Mayor of Reggio Calabria
- In office 28 May 2002 – 14 May 2010
- Preceded by: Italo Falcomatà
- Succeeded by: Demetrio Arena

Personal details
- Born: 21 November 1966 (age 59) Reggio Calabria, Italy
- Party: MSI (1988-1995) AN (1995-2009) PdL (2009-2013) NCD (2013-2014) AzN (2015-2017) MNS (2017-2019)
- Alma mater: University of Messina

= Giuseppe Scopelliti =

Italian politician (born 1966)

Giuseppe Scopelliti (born 21 November 1966 in Reggio Calabria, Italy) is an Italian politician.

==Mayor of Reggio Calabria==
He was elected Mayor of Reggio Calabria in 2002. According to investigations of anti-mafia investigators in 2016, Scopelliti was elected thanks to votes from the 'Ndrangheta, a Mafia-type criminal organisation in Calabria.

On 9 October 2012, the Italian government decided to dissolve the city council of Reggio Calabria for infiltration by the 'Ndrangheta.

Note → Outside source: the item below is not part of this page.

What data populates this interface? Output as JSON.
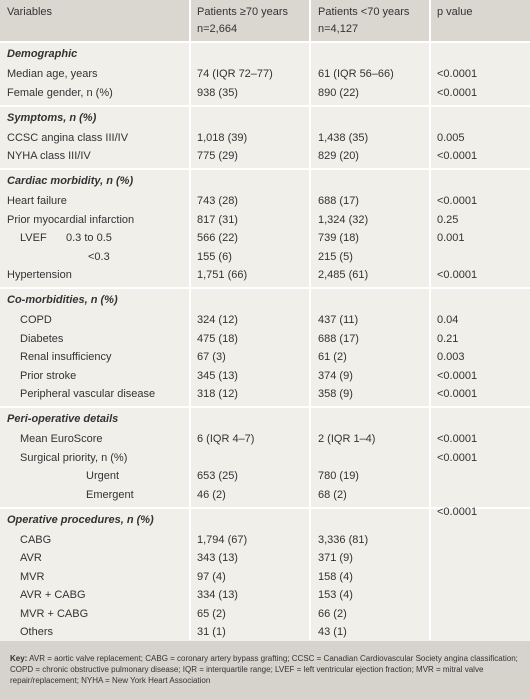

The move came after some councillors were suspected of having ties to the powerful crime syndicate, under the 10-year centre-right rule of Giuseppe Scopelliti, mayor from 2002 to 2010. The investigation was launched in June 2011, following the suicide of Orsola Fallara, Reggio Calabria's council financial controller, who had resigned after government inspectors discovered a €170 million deficit in the Reggio's coffers.

==President of Calabria==
Scopelliti was elected President of Calabria in the 2010 Calabrian regional election, ousting his predecessor, incumbent President Agazio Loiero of the Democratic Party, in a landslide. He took 57.8% of the vote, while Loiero lost re-election with 32.2%. Scopelliti took office as President on 30 March 2010.

==Prison sentence==
He was sentenced to six years in prison, a 120,000-euro fine, and permanently banned from public office on 28 March 2014. Scopelliti was found guilty of abuse of office and misinformation while serving as mayor of Reggio Calabria (2002–2010). He resigned as President of Calabria on 29 April 2014.